Safe Policy Improvement with Baseline Bootstrapping
This addresses the challenge of reliably improving policies from fixed datasets without online interaction, which is crucial for applications where data collection is costly or risky, though it appears incremental as it builds on existing SPI and bootstrapping ideas.
This paper tackles the problem of Safe Policy Improvement (SPI) in Batch Reinforcement Learning by proposing SPIBB, which bootstraps the trained policy with a baseline when uncertainty is high, ensuring performance at least as good as the baseline policy. The results show superiority in safety and mean performance on random MDPs and demonstrate efficient training from batch data without environment interaction, including a model-free version called SPIBB-DQN.

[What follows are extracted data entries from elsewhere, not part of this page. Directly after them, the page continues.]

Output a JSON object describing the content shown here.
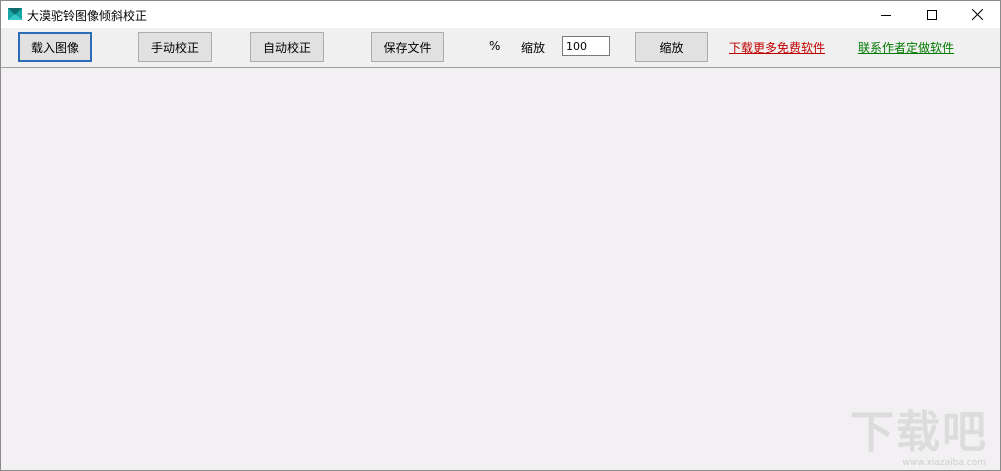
{
  "window": {
    "title": "大漠驼铃图像倾斜校正",
    "controls": {
      "minimize": "minimize",
      "maximize": "maximize",
      "close": "close"
    }
  },
  "toolbar": {
    "load_label": "载入图像",
    "manual_label": "手动校正",
    "auto_label": "自动校正",
    "save_label": "保存文件",
    "percent_label": "%",
    "zoom_label": "缩放",
    "zoom_value": "100",
    "zoom_button_label": "缩放",
    "download_link": "下载更多免费软件",
    "contact_link": "联系作者定做软件"
  },
  "watermark": {
    "main": "下载吧",
    "sub": "www.xiazaiba.com"
  },
  "colors": {
    "download_link": "#c00000",
    "contact_link": "#007a00",
    "default_button_border": "#2d6db5",
    "canvas_bg": "#f2f0f2"
  }
}
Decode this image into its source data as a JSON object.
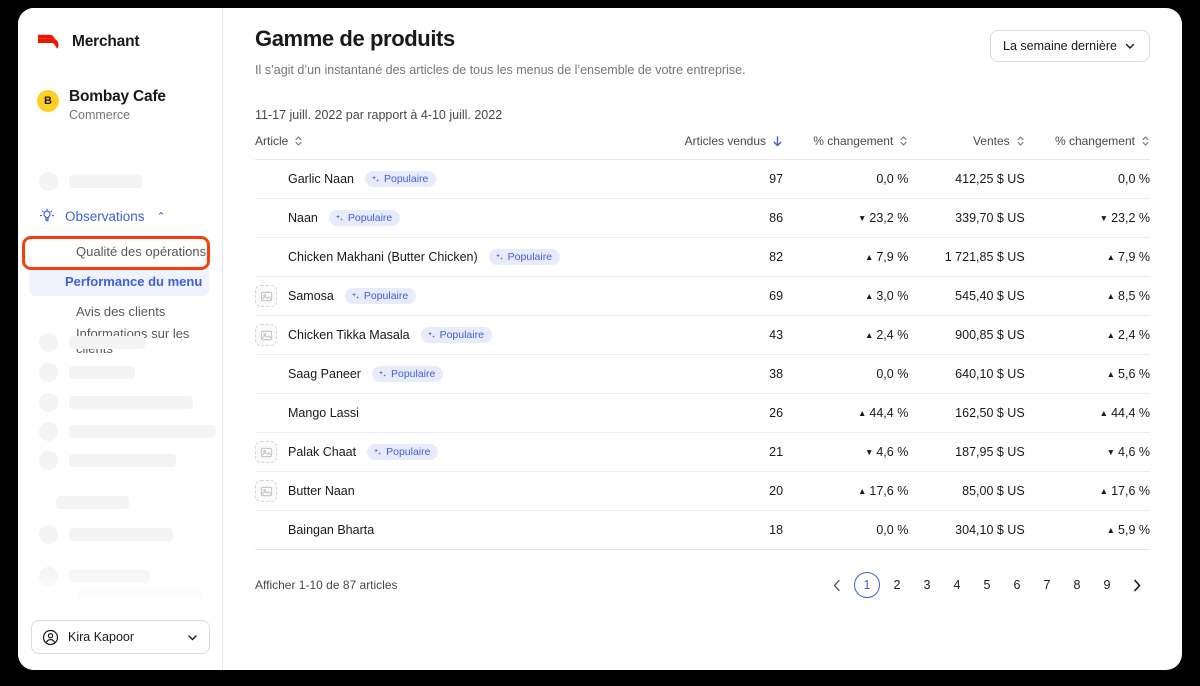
{
  "sidebar": {
    "brand": {
      "name": "Merchant",
      "logo_icon": "doordash-logo-icon"
    },
    "store": {
      "initial": "B",
      "name": "Bombay Cafe",
      "subtitle": "Commerce"
    },
    "nav_parent": {
      "label": "Observations",
      "icon": "lightbulb-icon",
      "caret": "⌃"
    },
    "nav_items": [
      {
        "label": "Qualité des opérations",
        "active": false
      },
      {
        "label": "Performance du menu",
        "active": true
      },
      {
        "label": "Avis des clients",
        "active": false
      },
      {
        "label": "Informations sur les clients",
        "active": false
      }
    ],
    "user": {
      "name": "Kira Kapoor",
      "icon": "account-circle-icon",
      "caret": "chevron-down-icon"
    }
  },
  "header": {
    "title": "Gamme de produits",
    "subtitle": "Il s’agit d’un instantané des articles de tous les menus de l’ensemble de votre entreprise.",
    "range_select": {
      "value": "La semaine dernière",
      "caret": "chevron-down-icon"
    }
  },
  "table": {
    "compare_line": "11-17 juill. 2022 par rapport à 4-10 juill. 2022",
    "columns": [
      {
        "label": "Article",
        "sort": "none",
        "align": "left"
      },
      {
        "label": "Articles vendus",
        "sort": "desc-active",
        "align": "right"
      },
      {
        "label": "% changement",
        "sort": "none",
        "align": "right"
      },
      {
        "label": "Ventes",
        "sort": "none",
        "align": "right"
      },
      {
        "label": "% changement",
        "sort": "none",
        "align": "right"
      }
    ],
    "badge_label": "Populaire",
    "rows": [
      {
        "name": "Garlic Naan",
        "badge": true,
        "thumb": "naan",
        "sold": "97",
        "sold_pct": "0,0 %",
        "sold_dir": "flat",
        "sales": "412,25 $ US",
        "sales_pct": "0,0 %",
        "sales_dir": "flat"
      },
      {
        "name": "Naan",
        "badge": true,
        "thumb": "naan2",
        "sold": "86",
        "sold_pct": "23,2 %",
        "sold_dir": "down",
        "sales": "339,70 $ US",
        "sales_pct": "23,2 %",
        "sales_dir": "down"
      },
      {
        "name": "Chicken Makhani (Butter Chicken)",
        "badge": true,
        "thumb": "curry",
        "sold": "82",
        "sold_pct": "7,9 %",
        "sold_dir": "up",
        "sales": "1 721,85 $ US",
        "sales_pct": "7,9 %",
        "sales_dir": "up"
      },
      {
        "name": "Samosa",
        "badge": true,
        "thumb": "placeholder",
        "sold": "69",
        "sold_pct": "3,0 %",
        "sold_dir": "up",
        "sales": "545,40 $ US",
        "sales_pct": "8,5 %",
        "sales_dir": "up"
      },
      {
        "name": "Chicken Tikka Masala",
        "badge": true,
        "thumb": "placeholder",
        "sold": "43",
        "sold_pct": "2,4 %",
        "sold_dir": "up",
        "sales": "900,85 $ US",
        "sales_pct": "2,4 %",
        "sales_dir": "up"
      },
      {
        "name": "Saag Paneer",
        "badge": true,
        "thumb": "paneer",
        "sold": "38",
        "sold_pct": "0,0 %",
        "sold_dir": "flat",
        "sales": "640,10 $ US",
        "sales_pct": "5,6 %",
        "sales_dir": "up"
      },
      {
        "name": "Mango Lassi",
        "badge": false,
        "thumb": "lassi",
        "sold": "26",
        "sold_pct": "44,4 %",
        "sold_dir": "up",
        "sales": "162,50 $ US",
        "sales_pct": "44,4 %",
        "sales_dir": "up"
      },
      {
        "name": "Palak Chaat",
        "badge": true,
        "thumb": "placeholder",
        "sold": "21",
        "sold_pct": "4,6 %",
        "sold_dir": "down",
        "sales": "187,95 $ US",
        "sales_pct": "4,6 %",
        "sales_dir": "down"
      },
      {
        "name": "Butter Naan",
        "badge": false,
        "thumb": "placeholder",
        "sold": "20",
        "sold_pct": "17,6 %",
        "sold_dir": "up",
        "sales": "85,00 $ US",
        "sales_pct": "17,6 %",
        "sales_dir": "up"
      },
      {
        "name": "Baingan Bharta",
        "badge": false,
        "thumb": "bharta",
        "sold": "18",
        "sold_pct": "0,0 %",
        "sold_dir": "flat",
        "sales": "304,10 $ US",
        "sales_pct": "5,9 %",
        "sales_dir": "up"
      }
    ],
    "footer_text": "Afficher 1-10 de 87 articles",
    "pages": [
      "1",
      "2",
      "3",
      "4",
      "5",
      "6",
      "7",
      "8",
      "9"
    ],
    "current_page": "1",
    "prev_icon": "chevron-left-icon",
    "next_icon": "chevron-right-icon"
  },
  "colors": {
    "accent_blue": "#3f5fe0",
    "brand_red": "#eb1700",
    "highlight_box": "#f4400f",
    "avatar_yellow": "#ffd024",
    "badge_bg": "#e8ebfc"
  }
}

This paper considers Safe Policy Improvement (SPI) in Batch Reinforcement Learning (Batch RL): from a fixed dataset and without direct access to the true environment, train a policy that is guaranteed to perform at least as well as the baseline policy used to collect the data. Our approach, called SPI with Baseline Bootstrapping (SPIBB), is inspired by the knows-what-it-knows paradigm: it bootstraps the trained policy with the baseline when the uncertainty is high. Our first algorithm, $Π_b$-SPIBB, comes with SPI theoretical guarantees. We also implement a variant, $Π_{\leq b}$-SPIBB, that is even more efficient in practice. We apply our algorithms to a motivational stochastic gridworld domain and further demonstrate on randomly generated MDPs the superiority of SPIBB with respect to existing algorithms, not only in safety but also in mean performance. Finally, we implement a model-free version of SPIBB and show its benefits on a navigation task with deep RL implementation called SPIBB-DQN, which is, to the best of our knowledge, the first RL algorithm relying on a neural network representation able to train efficiently and reliably from batch data, without any interaction with the environment.